The pilots that took off from Langley Air Force Base (see (9:25 a.m.-9:30 a.m.) September 11, 2001) hear a warning over radio that errant aircraft will be shot down, and receive an instruction from the Secret Service to protect the White House. [Spencer, 2008, pp. 222-223]
Pilots Learn of FAA Order - The three Langley fighter jets have now reached the Baltimore-Washington area. [Spencer, 2008, pp. 222] The pilots hear over their radios that the FAA has ordered all civilian aircraft to land. [New York Times, 10/16/2001] (The FAA issued this instruction at around 9:45 a.m. (see (9:45 a.m.) September 11, 2001). [US Congress. House.

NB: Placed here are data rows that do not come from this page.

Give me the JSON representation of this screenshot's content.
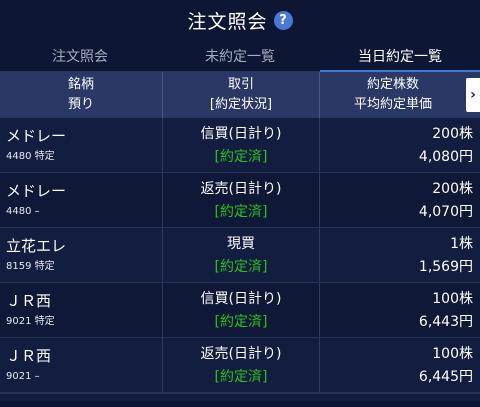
{
  "header": {
    "title": "注文照会"
  },
  "tabs": [
    {
      "label": "注文照会",
      "active": false
    },
    {
      "label": "未約定一覧",
      "active": false
    },
    {
      "label": "当日約定一覧",
      "active": true
    }
  ],
  "columns": {
    "c1_top": "銘柄",
    "c1_bottom": "預り",
    "c2_top": "取引",
    "c2_bottom": "[約定状況]",
    "c3_top": "約定株数",
    "c3_bottom": "平均約定単価"
  },
  "nav": {
    "next_icon": "›"
  },
  "rows": [
    {
      "name": "メドレー",
      "code_account": "4480 特定",
      "trade": "信買(日計り)",
      "status": "[約定済]",
      "quantity": "200株",
      "price": "4,080円"
    },
    {
      "name": "メドレー",
      "code_account": "4480 –",
      "trade": "返売(日計り)",
      "status": "[約定済]",
      "quantity": "200株",
      "price": "4,070円"
    },
    {
      "name": "立花エレ",
      "code_account": "8159 特定",
      "trade": "現買",
      "status": "[約定済]",
      "quantity": "1株",
      "price": "1,569円"
    },
    {
      "name": "ＪＲ西",
      "code_account": "9021 特定",
      "trade": "信買(日計り)",
      "status": "[約定済]",
      "quantity": "100株",
      "price": "6,443円"
    },
    {
      "name": "ＪＲ西",
      "code_account": "9021 –",
      "trade": "返売(日計り)",
      "status": "[約定済]",
      "quantity": "100株",
      "price": "6,445円"
    }
  ],
  "colors": {
    "background": "#0d1633",
    "header_row": "#2b3764",
    "status_green": "#24c41c",
    "tab_accent": "#3e7ad8"
  }
}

Committee On Transportation And Infrastructure, 9/21/2001; 9/11 Commission, 7/24/2004, pp. 29] )
Borgstrom Hears Shootdown Warning - The three pilots are all on different radio frequencies, but are able to communicate between themselves on their auxiliary frequency. According to author Lynn Spencer, one of them, Captain Craig Borgstrom, hears a message over the emergency radio frequency that is in response to the FAA’s recent order: “Attention all aircraft! Attention all aircraft! You are ordered to land at the nearest suitable airport. All aircraft must land immediately. Violators will be shot down.” The source of this message is unstated. [Filson, 2003, pp. 66; Spencer, 2008, pp. 222-223] (Author Leslie Filson will describe the Langley pilots hearing what is apparently a separate but similar message later on, some time after 10:42 a.m. (see 10:05 a.m.-11:05 a.m. September 11, 2001). [Filson, 2003, pp. 82] )
Instructed to Protect the White House - Around the time Borgstrom hears this, Major Dean Eckmann, the lead Langley pilot, is on the radio with the FAA’s Washington Center. A Secret Service agent has arrived there and wants to talk to him. [Filson, 2003, pp. 68; Spencer, 2008, pp. 222-223] Eckmann then receives a garbled message over his radio, which is difficult to make out. [New York Times, 11/15/2001] The message is, “Protect the house.” Eckmann will later recall, “I took it to mean protect the White House.” [Filson, 2003, pp. 68] He notifies the two other pilots—Borgstrom and Major Brad Derrig—of this message. He tells them, “I think I just talked to the Secret Service, but I’m not sure.” [New York Times, 11/15/2001]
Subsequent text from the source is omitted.